Thanks to the increased activity of T-cells and macrophages, a “dream team” to fight cancer has appeared. It also allowed for long-term immunological memory, as macrophages continued to show T cells recognizable fragments of dead tumor cells called cancer antigens, ensuring that the T cells quickly attack and destroy any neoplasms.
Reassuringly, all dual-treatment mice were alive and tumor-free at 80 days post-treatment. Those who received only one of these two treatments had a 50% survival rate at 60 days.
“If we acted on the microenvironment to make it more sensitive to T cells, and at the same time pressed on the T cells, then all mice got rid of metastatic tumors,” Stewart said. “If we returned two weeks later and again subjected mice to those “But the tumor cells, their immune systems were able to clear those cells as well. It looks like their immune systems have developed a long-term memory and know how to attack these returning cancer cells. The mice look like they’ve basically been vaccinated against cancer.”

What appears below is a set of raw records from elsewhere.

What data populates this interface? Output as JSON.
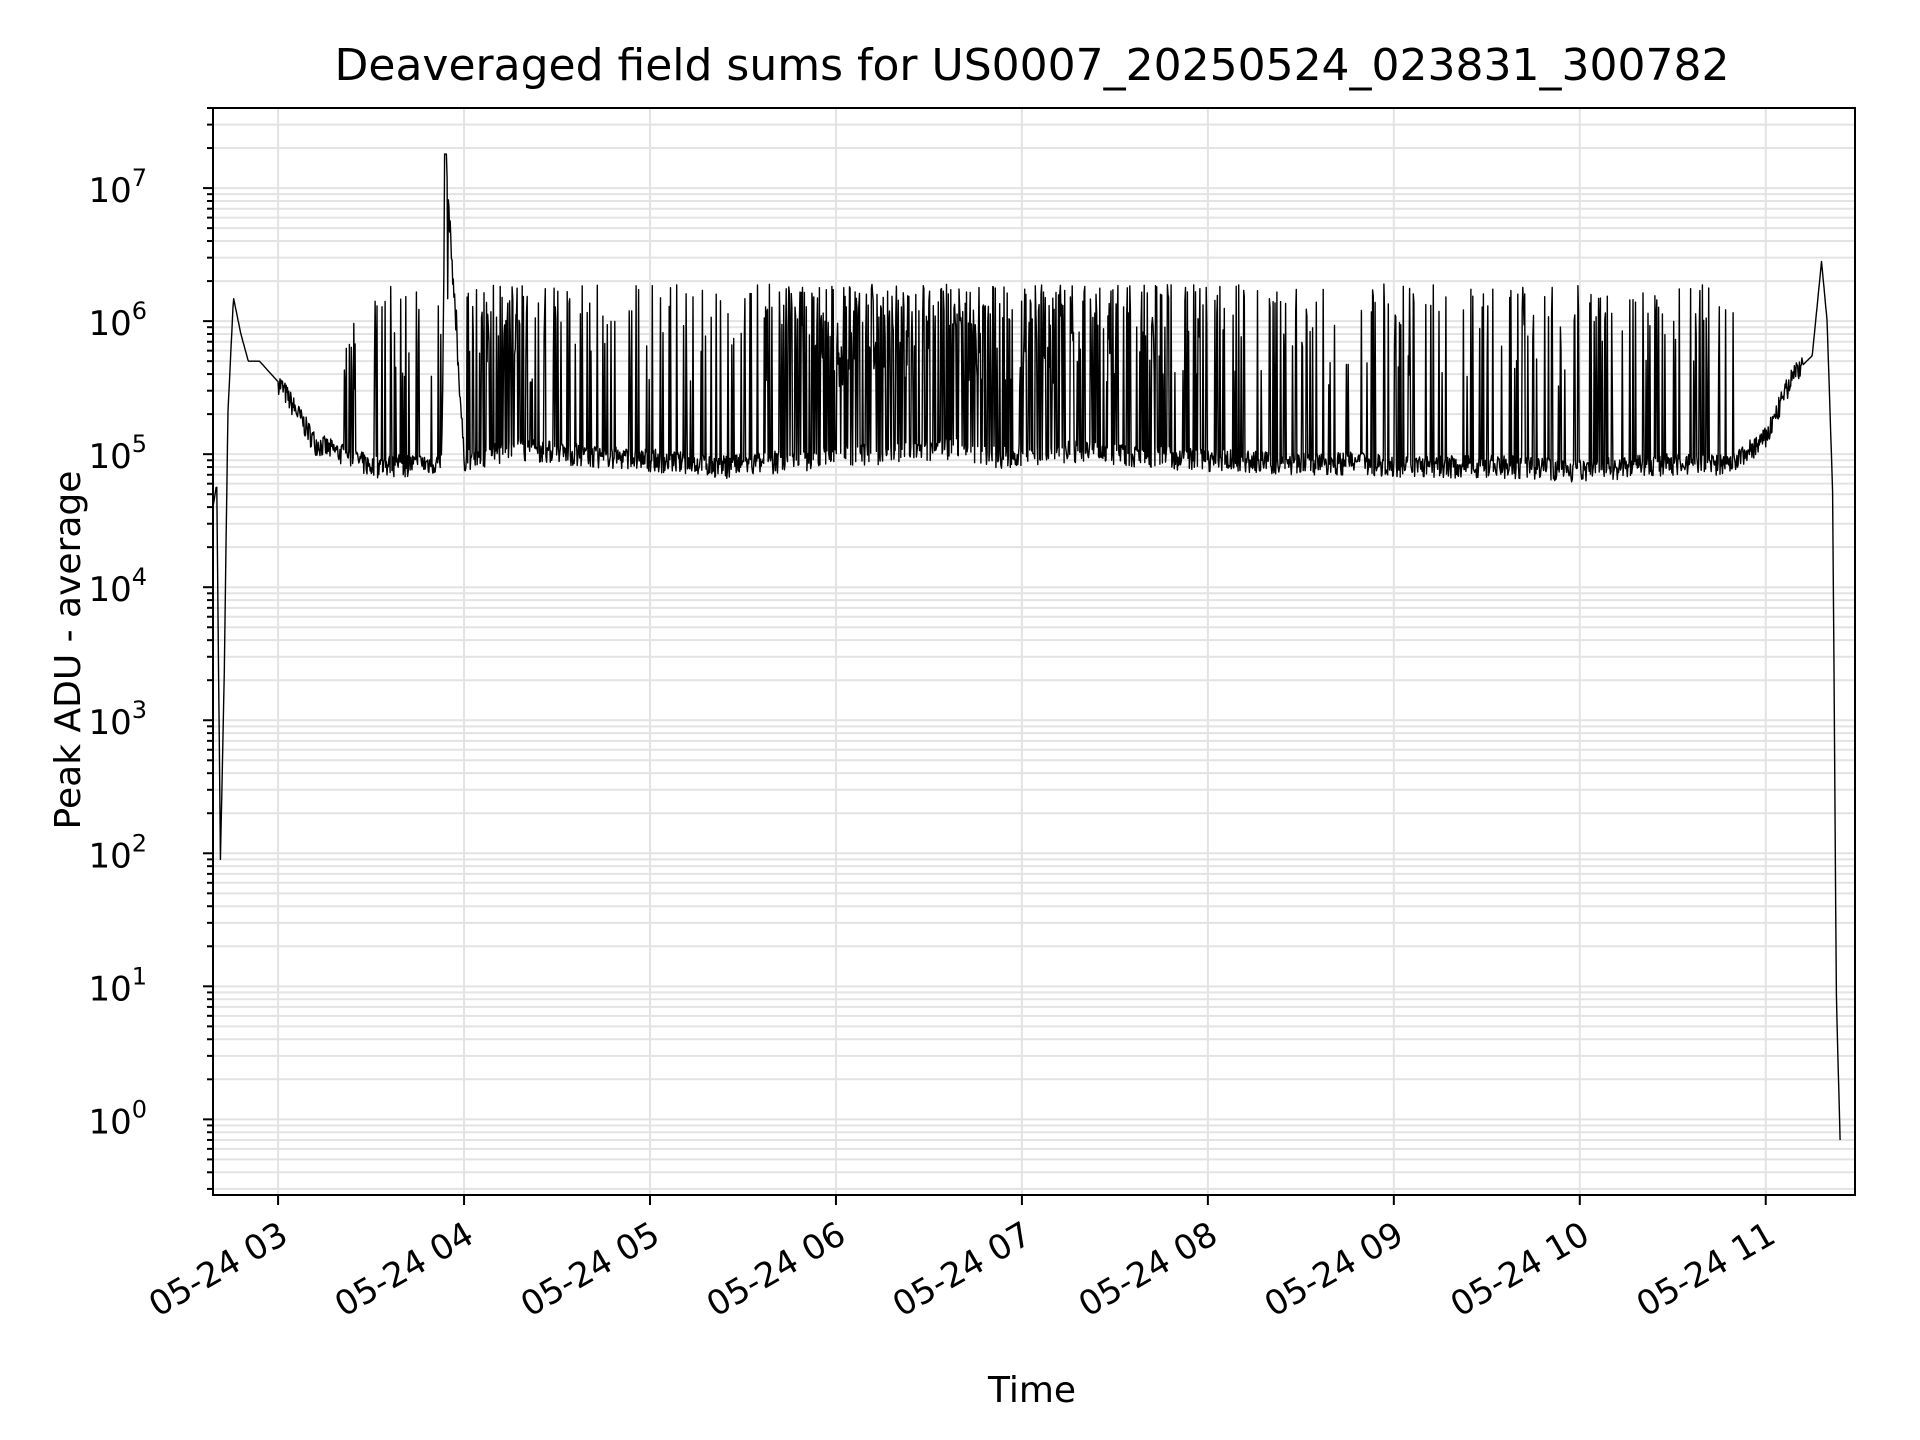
{
  "chart_data": {
    "type": "line",
    "title": "Deaveraged field sums for US0007_20250524_023831_300782",
    "xlabel": "Time",
    "ylabel": "Peak ADU - average",
    "x_tick_labels": [
      "05-24 03",
      "05-24 04",
      "05-24 05",
      "05-24 06",
      "05-24 07",
      "05-24 08",
      "05-24 09",
      "05-24 10",
      "05-24 11"
    ],
    "x_ticks_hours": [
      3,
      4,
      5,
      6,
      7,
      8,
      9,
      10,
      11
    ],
    "y_scale": "log",
    "y_ticks": [
      {
        "base": "10",
        "exp": "0"
      },
      {
        "base": "10",
        "exp": "1"
      },
      {
        "base": "10",
        "exp": "2"
      },
      {
        "base": "10",
        "exp": "3"
      },
      {
        "base": "10",
        "exp": "4"
      },
      {
        "base": "10",
        "exp": "5"
      },
      {
        "base": "10",
        "exp": "6"
      },
      {
        "base": "10",
        "exp": "7"
      }
    ],
    "xlim_hours": [
      2.65,
      11.48
    ],
    "ylim": [
      0.27,
      40000000
    ],
    "grid": true,
    "line_color": "#000000",
    "grid_color": "#e3e3e3",
    "series": [
      {
        "x_hours": [
          2.65,
          2.67,
          2.69,
          2.71,
          2.73,
          2.76,
          2.8,
          2.84,
          2.9,
          3.0,
          3.2,
          3.5,
          3.88,
          3.9,
          4.0,
          4.3,
          4.7,
          5.0,
          5.4,
          5.8,
          6.2,
          6.6,
          6.9,
          7.3,
          7.7,
          8.0,
          8.4,
          8.8,
          9.2,
          9.6,
          10.0,
          10.3,
          10.6,
          10.8,
          11.0,
          11.15,
          11.25,
          11.3,
          11.33,
          11.36,
          11.38,
          11.4
        ],
        "values": [
          40000,
          60000,
          90,
          2000,
          200000,
          1500000,
          800000,
          500000,
          500000,
          350000,
          120000,
          80000,
          85000,
          18000000,
          90000,
          110000,
          95000,
          90000,
          80000,
          90000,
          100000,
          110000,
          95000,
          105000,
          95000,
          90000,
          85000,
          85000,
          80000,
          80000,
          75000,
          80000,
          85000,
          80000,
          130000,
          400000,
          550000,
          2800000,
          1000000,
          50000,
          8,
          0.7
        ]
      }
    ]
  }
}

“We hope that our study will be of interest to the companies that make these drugs so that we can work on the creation of clinical trials in which this strategy will be studied in patients,” Stewart said.
Focus has previously written about salvation for women. Researchers at the Cleveland Clinic have begun the next step in vaccine research aimed at preventing the most aggressive and lethal form of breast cancer.